Article 2275 provided as follows:

Every transfer of immovable property must be in writing; but if a verbal sale, or other disposition of such property, be made, it shall be good against the vendor, as well as against the vendee, who confesses it when interrogated on oath, provided actual delivery has been made of the immovable property thus sold.

Defendant argues that although the two requirements given in Article 2275, namely, delivery and confession of the sale under oath by the vendor, did take place, the oral sale is nevertheless invalid because the confession by the vendor under oath took place after the vendee’s death and after the written sale to her was recorded. Because of this, she argues that the oral sale was not perfected at the time that the written sale to her was recorded in the parish records.

We disagree. To adopt the view suggested by defendant would be to hold confession under oath by the vendor to be a suspensive condition, rather than a specification of the only means of proof of such a transaction provided by the Civil Code, which expressly prohibits the introduction of parol evidence to prove such a sale.
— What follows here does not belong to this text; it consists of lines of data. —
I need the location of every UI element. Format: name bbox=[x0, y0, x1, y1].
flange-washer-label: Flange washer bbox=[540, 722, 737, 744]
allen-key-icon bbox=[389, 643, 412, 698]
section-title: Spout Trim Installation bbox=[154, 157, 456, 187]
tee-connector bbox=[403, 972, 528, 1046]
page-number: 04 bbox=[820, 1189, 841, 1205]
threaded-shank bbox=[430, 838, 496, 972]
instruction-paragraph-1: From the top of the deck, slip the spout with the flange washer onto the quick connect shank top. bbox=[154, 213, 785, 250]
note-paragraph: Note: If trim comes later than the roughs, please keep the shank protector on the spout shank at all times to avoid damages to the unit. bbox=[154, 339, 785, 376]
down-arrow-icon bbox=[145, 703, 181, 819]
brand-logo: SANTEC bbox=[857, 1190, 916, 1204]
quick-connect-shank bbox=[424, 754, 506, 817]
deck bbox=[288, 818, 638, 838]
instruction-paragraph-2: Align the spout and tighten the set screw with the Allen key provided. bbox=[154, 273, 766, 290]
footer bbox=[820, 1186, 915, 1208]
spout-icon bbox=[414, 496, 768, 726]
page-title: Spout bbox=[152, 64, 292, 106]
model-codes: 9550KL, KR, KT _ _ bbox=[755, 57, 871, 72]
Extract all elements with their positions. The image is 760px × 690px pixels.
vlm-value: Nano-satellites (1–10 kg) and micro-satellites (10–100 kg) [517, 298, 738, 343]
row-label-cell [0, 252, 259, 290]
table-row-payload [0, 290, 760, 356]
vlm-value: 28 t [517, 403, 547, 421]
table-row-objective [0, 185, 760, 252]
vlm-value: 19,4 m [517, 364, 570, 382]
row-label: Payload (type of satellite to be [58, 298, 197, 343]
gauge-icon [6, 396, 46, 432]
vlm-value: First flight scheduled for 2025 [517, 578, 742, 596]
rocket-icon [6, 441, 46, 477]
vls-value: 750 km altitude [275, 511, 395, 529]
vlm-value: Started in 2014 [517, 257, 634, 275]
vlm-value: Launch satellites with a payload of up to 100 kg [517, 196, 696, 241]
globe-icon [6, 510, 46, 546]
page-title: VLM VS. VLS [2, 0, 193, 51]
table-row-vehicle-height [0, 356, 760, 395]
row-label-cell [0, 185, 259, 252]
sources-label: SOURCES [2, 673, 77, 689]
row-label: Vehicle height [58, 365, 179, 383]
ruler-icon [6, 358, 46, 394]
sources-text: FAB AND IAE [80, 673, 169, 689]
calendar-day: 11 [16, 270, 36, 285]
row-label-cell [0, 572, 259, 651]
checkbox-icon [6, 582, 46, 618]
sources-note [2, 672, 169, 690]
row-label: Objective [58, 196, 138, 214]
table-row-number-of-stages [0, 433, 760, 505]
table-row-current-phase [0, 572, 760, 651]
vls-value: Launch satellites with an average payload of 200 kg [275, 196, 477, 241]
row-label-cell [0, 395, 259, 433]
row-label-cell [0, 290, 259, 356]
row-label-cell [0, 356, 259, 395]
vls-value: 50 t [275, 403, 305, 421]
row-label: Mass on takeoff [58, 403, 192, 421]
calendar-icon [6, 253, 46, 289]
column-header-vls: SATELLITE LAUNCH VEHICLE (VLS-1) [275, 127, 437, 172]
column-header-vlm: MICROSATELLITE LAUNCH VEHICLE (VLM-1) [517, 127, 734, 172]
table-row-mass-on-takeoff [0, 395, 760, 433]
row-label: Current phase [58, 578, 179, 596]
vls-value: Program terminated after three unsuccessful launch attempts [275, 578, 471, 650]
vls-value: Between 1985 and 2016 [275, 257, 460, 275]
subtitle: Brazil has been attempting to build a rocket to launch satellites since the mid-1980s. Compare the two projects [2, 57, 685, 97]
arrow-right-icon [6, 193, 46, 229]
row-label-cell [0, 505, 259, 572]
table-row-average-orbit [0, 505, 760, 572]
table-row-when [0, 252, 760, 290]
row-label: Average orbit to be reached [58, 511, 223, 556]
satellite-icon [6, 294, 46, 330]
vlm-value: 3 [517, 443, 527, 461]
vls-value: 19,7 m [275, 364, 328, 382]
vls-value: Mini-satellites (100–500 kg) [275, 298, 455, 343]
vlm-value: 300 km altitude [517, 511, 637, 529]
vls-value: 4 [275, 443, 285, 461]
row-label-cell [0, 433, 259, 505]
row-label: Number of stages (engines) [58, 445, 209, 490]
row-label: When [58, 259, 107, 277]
Such a view is inconsistent with many other aspects of Louisiana law regarding immovable property, such as the prohibition against conditional sales of immovables, and will not prevail here. Even the placement of Article 2275 in Section 2, with its heading “Of Testimonial Proof,” of Chapter 6, entitled “Of the Proof of Obligations and of that Payment,” argues against the view suggested by defendant. The oral sale to Woodson Singletary was perfected when delivery of the property occurred, at whatever point in time that event occurred.
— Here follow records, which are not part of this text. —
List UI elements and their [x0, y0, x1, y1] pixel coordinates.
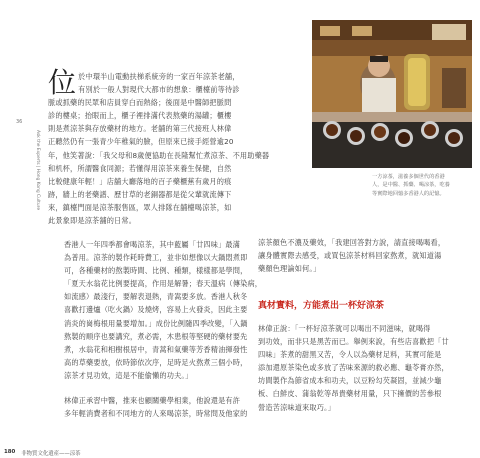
body-text-line: 四味」茶煮的甜黑又苦，令人以為藥材足料，其實可能是	[258, 350, 442, 360]
right-column-bottom	[258, 322, 474, 414]
dropcap: 位	[48, 66, 77, 99]
side-page-number: 36	[16, 119, 23, 125]
body-text-line: 消炎的崗梅根用量要增加。」成份比例隨四季改變，「入鍋	[64, 318, 248, 328]
left-column	[48, 66, 306, 227]
body-text-line: 為普用。涼茶的製作耗時費工，並非如想像以大鍋悶煮即	[64, 253, 248, 263]
body-text-line: 高的草藥要放，依時節依次序，足時足火熬煮三個小時，	[64, 357, 248, 367]
body-text-line: 喜歡打邊爐（吃火鍋）及燒烤，容易上火發炎，因此主要	[64, 305, 248, 315]
body-text-line: 此景象即是涼茶舖的日常。	[48, 216, 137, 226]
body-text-line: 診的樓桌；抬眼而上，櫃子裡排滿代表熬藥的湯罐；櫃樓	[48, 111, 232, 121]
side-running-title: Ask the Experts | Hong Kong Culture	[35, 130, 40, 211]
photo-caption: 一方涼茶，滋養多個世代的香港人，是中醫、抓藥、喝涼茶，吃養等實際地回憶多香港人的記憶。	[372, 174, 450, 197]
body-text-line: 脈或抓藥的民眾和店員穿白而熱絡；後面是中醫師把脈問	[48, 98, 232, 108]
body-text-line: 則是煮涼茶與存放藥材的地方。老舖的第三代接班人林偉	[48, 124, 232, 134]
body-text-line: 多年輕消費者和不同地方的人來喝涼茶，時常問及他家的	[64, 409, 248, 419]
body-text-line: 涼茶顏色不濃及藥效，「我建回答對方說，請直接喝喝看，	[258, 238, 446, 247]
footer-page-number: 180	[4, 449, 16, 455]
body-text-line: 涼茶才見功效，這是不能偷懶的功夫。」	[64, 370, 193, 380]
body-text-line: 坊間製作為節省成本和功夫，以豆粉勾芡凝固，並減少龜	[258, 376, 442, 386]
photo-illustration	[312, 20, 472, 168]
body-text-line: 讓身體實際去感受，或買包涼茶材料回家熬煮，就知道湯	[258, 251, 442, 261]
body-text-line: 來，鎮檯門面是涼茶服售區，眾人排隊在舖檯喝涼茶，如	[48, 202, 232, 212]
paragraph-1	[48, 66, 306, 227]
section-heading: 真材實料，方能煮出一杯好涼茶	[258, 301, 385, 311]
body-text-line: 年，他笑著說：「我父母和8歲便協助在長隆幫忙煮涼茶、不用助藥器	[48, 150, 270, 160]
body-text-line: 營造苦涼味道來取巧。」	[258, 402, 336, 412]
body-text-line: 藥顏色理論如何。」	[258, 264, 321, 274]
body-text-line: 林偉正說：「一杯好涼茶就可以喝出不同滋味，就喝得	[258, 324, 431, 333]
body-text-line: 板、白鮮皮、蒲翁乾等昂貴藥材用量，只下擁價的苦參根	[258, 389, 442, 399]
body-text-line: 添加還原茶染色或多放了苦味來源的救必應、龜苓膏亦然，	[258, 363, 449, 373]
body-text-line: 可，各種藥材的熬製時間、比例、種類，樣樣都是學問，	[64, 266, 248, 276]
body-text-line: 有別於一般人對現代大都市的想象：櫃檯前等待診	[78, 85, 240, 95]
teashop-photo	[312, 20, 472, 168]
body-text-line: 到功效，而非只是黑苦而已。舉例來說，有些店喜歡把「廿	[258, 337, 449, 347]
footer-title: 非物質文化遺產——涼茶	[21, 451, 81, 457]
body-text-line: 如流感）最淺行，要解表退熱，青嵩要多放。香港人秋冬	[64, 292, 248, 302]
body-text-line: 煮，水翁花和相樹根居中，青蒿和氣藥等芳香精油揮發性	[64, 344, 248, 354]
body-text-line: 正聽然仍有一張青少年稚氣的臉，但原來已接手經營逾20	[48, 137, 234, 147]
body-text-line: 林偉正承習中醫，推來也顧關藥學相業，他說還是有許	[64, 396, 241, 405]
body-text-line: 跡，牆上的老藥譜、歷甘草的老銅器都是從父輩就流傳下	[48, 189, 232, 199]
body-text-line: 於中環半山電動扶梯系統旁的一家百年涼茶老舖，	[78, 72, 240, 81]
body-text-line: 比較健康年輕！」店舖大廳落地的百子藥櫃蕉有歲月的痕	[48, 176, 232, 186]
body-text-line: 「夏天水翁花比例要提高，作用是解暑；春天溫病（傳染病，	[64, 279, 263, 289]
body-text-line: 熬製的順序也要講究，煮必需，木患根等堅硬的藥材要先	[64, 331, 248, 341]
body-text-line: 香港人一年四季都會喝涼茶，其中藍屬「廿四味」最滿	[64, 240, 241, 249]
body-text-line: 和机杯，所謂醫食同源；若懂得用涼茶來養生保健，自然	[48, 163, 232, 173]
page-footer	[4, 449, 81, 457]
right-column-top	[258, 236, 474, 275]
It is especially helpful in this situation to analyze the nature of the nullity of an oral sale of immovable property. Under Article 2275, the sale is “made good” after the actual verbal agreement when delivery is made; as discussed above, proof of this ratification may be made by the vendor, under oath. Thus, the nullity must be a relative one which is cured by delivery, if the same may be proven, as was done in this instance. The trial judge found that the sale was confected at least by April, 1969, based on testimony and evidence offered by the decedent’s son, Allen Ray Singletary, and thus that the property was decedent’s separate property, rather than a part of the community between Woodson and defendant. We find no error in this determination.
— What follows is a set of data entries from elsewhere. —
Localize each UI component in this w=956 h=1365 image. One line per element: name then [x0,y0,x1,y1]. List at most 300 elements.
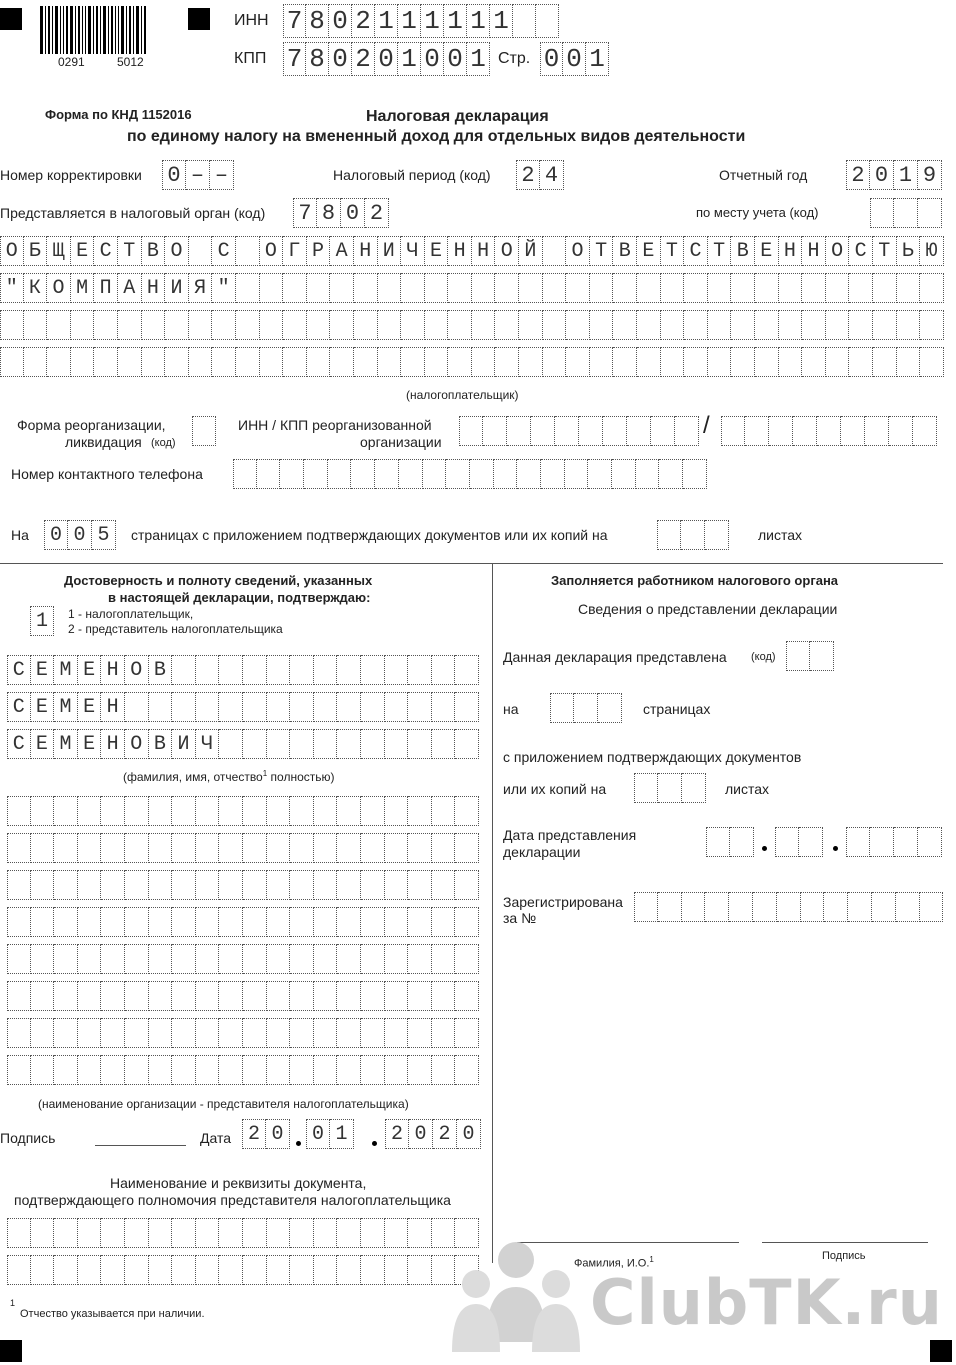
char-cell[interactable]: В [613,236,637,266]
char-cell[interactable] [243,1018,267,1048]
char-cell[interactable]: Т [590,236,614,266]
char-cell[interactable] [290,944,314,974]
char-cell[interactable] [536,4,559,38]
char-cell[interactable] [799,827,823,857]
char-cell[interactable] [598,693,622,723]
char-cell[interactable]: 2 [365,198,389,228]
char-cell[interactable] [54,1218,78,1248]
char-cell[interactable] [314,907,338,937]
char-cell[interactable] [432,692,456,722]
char-cell[interactable] [314,655,338,685]
char-cell[interactable] [802,310,826,340]
char-cell[interactable]: Е [755,236,779,266]
char-cell[interactable] [54,833,78,863]
char-cell[interactable] [314,981,338,1011]
char-cell[interactable] [661,347,685,377]
char-cell[interactable]: Т [873,236,897,266]
char-cell[interactable] [550,693,574,723]
char-cell[interactable] [337,1055,361,1085]
char-cell[interactable] [290,1218,314,1248]
char-cell[interactable]: О [495,236,519,266]
char-cell[interactable] [314,1055,338,1085]
char-cell[interactable] [31,1018,55,1048]
char-cell[interactable] [432,729,456,759]
char-cell[interactable] [243,1255,267,1285]
char-cell[interactable]: 0 [444,42,467,76]
char-cell[interactable] [543,310,567,340]
doc-row-2[interactable] [7,1255,479,1285]
char-cell[interactable] [401,273,425,303]
char-cell[interactable] [708,273,732,303]
char-cell[interactable] [267,907,291,937]
char-cell[interactable] [219,1018,243,1048]
char-cell[interactable] [243,944,267,974]
char-cell[interactable] [519,347,543,377]
char-cell[interactable]: Ю [920,236,944,266]
char-cell[interactable] [125,907,149,937]
char-cell[interactable] [385,655,409,685]
char-cell[interactable] [894,827,918,857]
char-cell[interactable]: 0 [162,160,186,190]
char-cell[interactable] [54,907,78,937]
char-cell[interactable] [78,1218,102,1248]
char-cell[interactable] [149,1218,173,1248]
char-cell[interactable] [219,655,243,685]
char-cell[interactable] [54,870,78,900]
char-cell[interactable] [543,347,567,377]
char-cell[interactable]: В [149,655,173,685]
char-cell[interactable] [212,310,236,340]
char-cell[interactable] [873,273,897,303]
char-cell[interactable] [408,944,432,974]
char-cell[interactable] [24,310,48,340]
char-cell[interactable]: 8 [306,4,329,38]
char-cell[interactable] [243,729,267,759]
char-cell[interactable] [425,273,449,303]
char-cell[interactable]: 0 [457,1119,481,1149]
char-cell[interactable]: 1 [894,160,918,190]
char-cell[interactable] [172,655,196,685]
char-cell[interactable] [101,1018,125,1048]
char-cell[interactable] [78,944,102,974]
char-cell[interactable] [755,273,779,303]
org-rep-row-5[interactable] [7,944,479,974]
org-rep-row-7[interactable] [7,1018,479,1048]
char-cell[interactable]: 2 [385,1119,409,1149]
char-cell[interactable] [314,833,338,863]
char-cell[interactable]: О [260,236,284,266]
char-cell[interactable] [307,273,331,303]
char-cell[interactable] [637,273,661,303]
char-cell[interactable] [267,796,291,826]
char-cell[interactable] [196,833,220,863]
char-cell[interactable] [243,870,267,900]
char-cell[interactable] [290,692,314,722]
char-cell[interactable] [802,347,826,377]
char-cell[interactable]: 2 [242,1119,266,1149]
char-cell[interactable] [31,1255,55,1285]
pages-cells[interactable] [44,520,116,550]
char-cell[interactable] [337,729,361,759]
char-cell[interactable] [897,310,921,340]
char-cell[interactable]: 1 [30,606,54,636]
char-cell[interactable] [634,892,658,922]
char-cell[interactable] [142,347,166,377]
char-cell[interactable] [243,796,267,826]
char-cell[interactable] [354,310,378,340]
char-cell[interactable] [849,310,873,340]
char-cell[interactable] [894,198,918,228]
char-cell[interactable] [7,870,31,900]
char-cell[interactable] [196,981,220,1011]
char-cell[interactable] [219,692,243,722]
char-cell[interactable] [769,416,793,446]
char-cell[interactable] [54,944,78,974]
char-cell[interactable] [260,273,284,303]
char-cell[interactable] [731,310,755,340]
char-cell[interactable]: С [7,655,31,685]
char-cell[interactable] [172,1018,196,1048]
char-cell[interactable] [219,833,243,863]
office-sheets-cells[interactable] [634,773,706,803]
char-cell[interactable] [408,729,432,759]
org-rep-row-1[interactable] [7,796,479,826]
char-cell[interactable] [683,459,707,489]
char-cell[interactable]: В [149,729,173,759]
char-cell[interactable] [7,1218,31,1248]
char-cell[interactable]: – [186,160,210,190]
char-cell[interactable] [637,347,661,377]
char-cell[interactable] [385,833,409,863]
char-cell[interactable] [101,944,125,974]
kpp-cells[interactable] [283,42,490,76]
char-cell[interactable] [243,692,267,722]
char-cell[interactable] [385,796,409,826]
char-cell[interactable] [219,1055,243,1085]
char-cell[interactable] [125,1218,149,1248]
char-cell[interactable]: Г [283,236,307,266]
char-cell[interactable] [777,892,801,922]
char-cell[interactable] [243,1218,267,1248]
char-cell[interactable]: 0 [870,160,894,190]
char-cell[interactable] [721,416,745,446]
char-cell[interactable] [361,796,385,826]
char-cell[interactable] [565,459,589,489]
char-cell[interactable]: 7 [283,42,306,76]
char-cell[interactable]: О [0,236,24,266]
char-cell[interactable] [172,692,196,722]
char-cell[interactable] [408,655,432,685]
char-cell[interactable] [730,827,754,857]
char-cell[interactable] [290,907,314,937]
char-cell[interactable] [432,1018,456,1048]
char-cell[interactable] [817,416,841,446]
char-cell[interactable] [267,655,291,685]
char-cell[interactable] [684,310,708,340]
char-cell[interactable] [149,1018,173,1048]
char-cell[interactable] [71,347,95,377]
char-cell[interactable] [918,198,942,228]
char-cell[interactable] [290,1018,314,1048]
char-cell[interactable] [118,310,142,340]
char-cell[interactable] [826,347,850,377]
char-cell[interactable] [361,655,385,685]
char-cell[interactable]: – [210,160,234,190]
char-cell[interactable] [385,944,409,974]
char-cell[interactable] [920,347,944,377]
char-cell[interactable] [495,273,519,303]
char-cell[interactable]: Р [307,236,331,266]
char-cell[interactable] [755,310,779,340]
char-cell[interactable] [94,310,118,340]
char-cell[interactable] [101,1055,125,1085]
char-cell[interactable]: 0 [329,4,352,38]
char-cell[interactable]: О [125,655,149,685]
char-cell[interactable] [196,655,220,685]
char-cell[interactable] [267,1218,291,1248]
char-cell[interactable]: 1 [398,42,421,76]
char-cell[interactable]: " [212,273,236,303]
char-cell[interactable] [101,1255,125,1285]
char-cell[interactable] [682,773,706,803]
char-cell[interactable] [149,1055,173,1085]
char-cell[interactable] [661,310,685,340]
char-cell[interactable] [354,347,378,377]
char-cell[interactable] [786,641,810,671]
char-cell[interactable]: 7 [283,4,306,38]
reorg-kpp-cells[interactable] [721,416,937,446]
char-cell[interactable]: 0 [409,1119,433,1149]
char-cell[interactable] [385,1018,409,1048]
char-cell[interactable] [455,655,479,685]
char-cell[interactable] [196,907,220,937]
char-cell[interactable] [455,796,479,826]
char-cell[interactable] [425,347,449,377]
char-cell[interactable]: И [165,273,189,303]
char-cell[interactable] [361,833,385,863]
patronymic-cells[interactable] [7,729,479,759]
char-cell[interactable] [385,907,409,937]
char-cell[interactable]: Н [142,273,166,303]
char-cell[interactable] [408,833,432,863]
char-cell[interactable] [142,310,166,340]
char-cell[interactable] [472,347,496,377]
char-cell[interactable] [920,273,944,303]
char-cell[interactable] [682,892,706,922]
char-cell[interactable] [219,870,243,900]
char-cell[interactable] [408,1018,432,1048]
submitted-cells[interactable] [786,641,834,671]
char-cell[interactable]: М [54,655,78,685]
char-cell[interactable] [78,796,102,826]
char-cell[interactable]: Е [78,692,102,722]
char-cell[interactable] [47,310,71,340]
char-cell[interactable]: Н [472,236,496,266]
char-cell[interactable] [658,892,682,922]
char-cell[interactable] [337,981,361,1011]
char-cell[interactable] [870,198,894,228]
char-cell[interactable] [637,310,661,340]
char-cell[interactable] [613,347,637,377]
char-cell[interactable] [267,1055,291,1085]
char-cell[interactable] [361,907,385,937]
char-cell[interactable]: О [566,236,590,266]
char-cell[interactable]: Т [708,236,732,266]
char-cell[interactable] [385,1218,409,1248]
char-cell[interactable] [361,1255,385,1285]
char-cell[interactable] [78,870,102,900]
char-cell[interactable] [613,273,637,303]
char-cell[interactable] [7,944,31,974]
char-cell[interactable] [385,981,409,1011]
char-cell[interactable] [519,310,543,340]
char-cell[interactable] [361,1055,385,1085]
char-cell[interactable]: 0 [341,198,365,228]
char-cell[interactable] [0,310,24,340]
char-cell[interactable] [101,833,125,863]
char-cell[interactable] [125,692,149,722]
char-cell[interactable] [401,310,425,340]
char-cell[interactable]: 0 [266,1119,290,1149]
char-cell[interactable]: 1 [398,4,421,38]
char-cell[interactable] [495,310,519,340]
char-cell[interactable] [378,310,402,340]
char-cell[interactable] [54,1018,78,1048]
char-cell[interactable] [290,729,314,759]
char-cell[interactable] [172,981,196,1011]
char-cell[interactable]: В [142,236,166,266]
char-cell[interactable] [219,1255,243,1285]
char-cell[interactable]: 1 [467,4,490,38]
char-cell[interactable] [872,892,896,922]
char-cell[interactable]: 0 [421,42,444,76]
reorg-inn-cells[interactable] [459,416,699,446]
char-cell[interactable] [172,796,196,826]
char-cell[interactable] [290,833,314,863]
char-cell[interactable]: Е [31,729,55,759]
char-cell[interactable] [101,981,125,1011]
char-cell[interactable] [841,416,865,446]
char-cell[interactable] [7,907,31,937]
char-cell[interactable] [636,459,660,489]
office-date-year-cells[interactable] [846,827,942,857]
char-cell[interactable] [149,833,173,863]
char-cell[interactable] [399,459,423,489]
char-cell[interactable] [378,273,402,303]
char-cell[interactable] [634,773,658,803]
char-cell[interactable] [918,827,942,857]
char-cell[interactable] [920,892,944,922]
char-cell[interactable] [408,692,432,722]
char-cell[interactable] [101,796,125,826]
signature-line[interactable] [95,1145,186,1146]
char-cell[interactable] [337,944,361,974]
char-cell[interactable] [236,273,260,303]
char-cell[interactable] [192,416,216,446]
char-cell[interactable] [775,827,799,857]
char-cell[interactable] [267,692,291,722]
char-cell[interactable] [219,1218,243,1248]
char-cell[interactable] [849,347,873,377]
char-cell[interactable]: Н [448,236,472,266]
char-cell[interactable] [385,692,409,722]
char-cell[interactable] [243,1055,267,1085]
char-cell[interactable] [78,907,102,937]
period-cells[interactable] [516,160,564,190]
char-cell[interactable] [257,459,281,489]
char-cell[interactable] [125,870,149,900]
char-cell[interactable] [94,347,118,377]
char-cell[interactable]: 1 [467,42,490,76]
char-cell[interactable] [566,273,590,303]
char-cell[interactable] [337,907,361,937]
char-cell[interactable] [314,944,338,974]
char-cell[interactable] [219,944,243,974]
char-cell[interactable] [328,459,352,489]
char-cell[interactable] [810,641,834,671]
office-sign-line[interactable] [762,1242,928,1243]
char-cell[interactable]: 0 [306,1119,330,1149]
char-cell[interactable]: Е [637,236,661,266]
char-cell[interactable] [267,981,291,1011]
char-cell[interactable] [78,1018,102,1048]
char-cell[interactable] [920,310,944,340]
char-cell[interactable] [7,1255,31,1285]
char-cell[interactable] [212,347,236,377]
char-cell[interactable]: 2 [846,160,870,190]
char-cell[interactable] [314,729,338,759]
char-cell[interactable]: Е [78,729,102,759]
char-cell[interactable] [307,310,331,340]
char-cell[interactable] [361,944,385,974]
char-cell[interactable] [495,347,519,377]
char-cell[interactable] [870,827,894,857]
char-cell[interactable] [826,310,850,340]
char-cell[interactable] [849,273,873,303]
char-cell[interactable] [337,1255,361,1285]
char-cell[interactable] [543,236,567,266]
char-cell[interactable] [432,1055,456,1085]
phone-cells[interactable] [233,459,707,489]
name-cells[interactable] [7,692,479,722]
char-cell[interactable] [824,892,848,922]
org-name-row-3[interactable] [0,310,944,340]
char-cell[interactable] [236,236,260,266]
char-cell[interactable]: 2 [352,4,375,38]
char-cell[interactable] [361,692,385,722]
char-cell[interactable] [189,310,213,340]
sheets-cells[interactable] [657,520,729,550]
char-cell[interactable]: К [24,273,48,303]
char-cell[interactable]: Е [78,655,102,685]
char-cell[interactable]: С [7,729,31,759]
char-cell[interactable] [684,273,708,303]
char-cell[interactable] [196,692,220,722]
place-cells[interactable] [870,198,942,228]
char-cell[interactable] [31,1218,55,1248]
char-cell[interactable] [613,310,637,340]
char-cell[interactable] [290,870,314,900]
char-cell[interactable] [267,1018,291,1048]
char-cell[interactable] [337,1018,361,1048]
char-cell[interactable]: Е [425,236,449,266]
char-cell[interactable] [314,796,338,826]
char-cell[interactable] [375,459,399,489]
org-name-row-1[interactable] [0,236,944,266]
char-cell[interactable]: 4 [540,160,564,190]
org-rep-row-6[interactable] [7,981,479,1011]
char-cell[interactable] [455,907,479,937]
II. Effect of Subsequent Written Sale and Recordation

Defendant argues that the public records doctrine should determine the outcome here. However, this assertion ignores a long, consistent line of jurisprudence to the effect that the law of registry is inapplicable where the ownership of or claim affecting immovable property has been acquired by inheritance and title has become vested by operation of law. See, Jackson v. D’Aubin, 338 So.2d 575 (La.1976), Bishop v. Copeland, 222 La. 284, 62 So.2d 486 (1953); Dugas v. Powell, 207 La. 316, 21 So.2d 366 (1945); Long v. Chailan, 187 La. 507, 175 So. 42 (1937); Knighten v. Ruffin, 255 So.2d 388 (La.App. 1st Cir. 1971), cert. denied, 260 La. 399, 256 So.2d 288, 442 (1972).

Thus, even were we to hold otherwise on the validity of the oral sale, defendant cannot prevail against the forced heirs to decedent’s separate property by virtue of the public records doctrine.

For these reasons we affirm at defendant-appellant’s cost the judgment of the trial court declaring plaintiffs to be the owners in indivisión of the following property in St. Tammany Parish: 6.80 acres of land in Section 18 Township 6 South, Range 14 East, more fully described as follows:

Beginning at the Section corner common to Sections 13-18-19-24 of the above Township and Range run North 3.90 chains to a stake set on the South side of State Highway #58 and the point of beginning; thence run North 9.76 chains to a stake; thence North 45 degrees East 5.21 chains to a stake; thence South 28 degrees 30 minutes 15.18 chains to a stake; thence West on the Section line between Sections 18 and 19 to where said Section line crosses the South side of State Highway # 58 to a stake; thence along the Southern side of said Highway in a Northwesterly direction to the point of beginning.

AFFIRMED. 
      
      . This article number was vacated and the substance of it re-enacted as Articles 1832 and 1834 by Acts 1984, No. 331, effective January 1, 1985.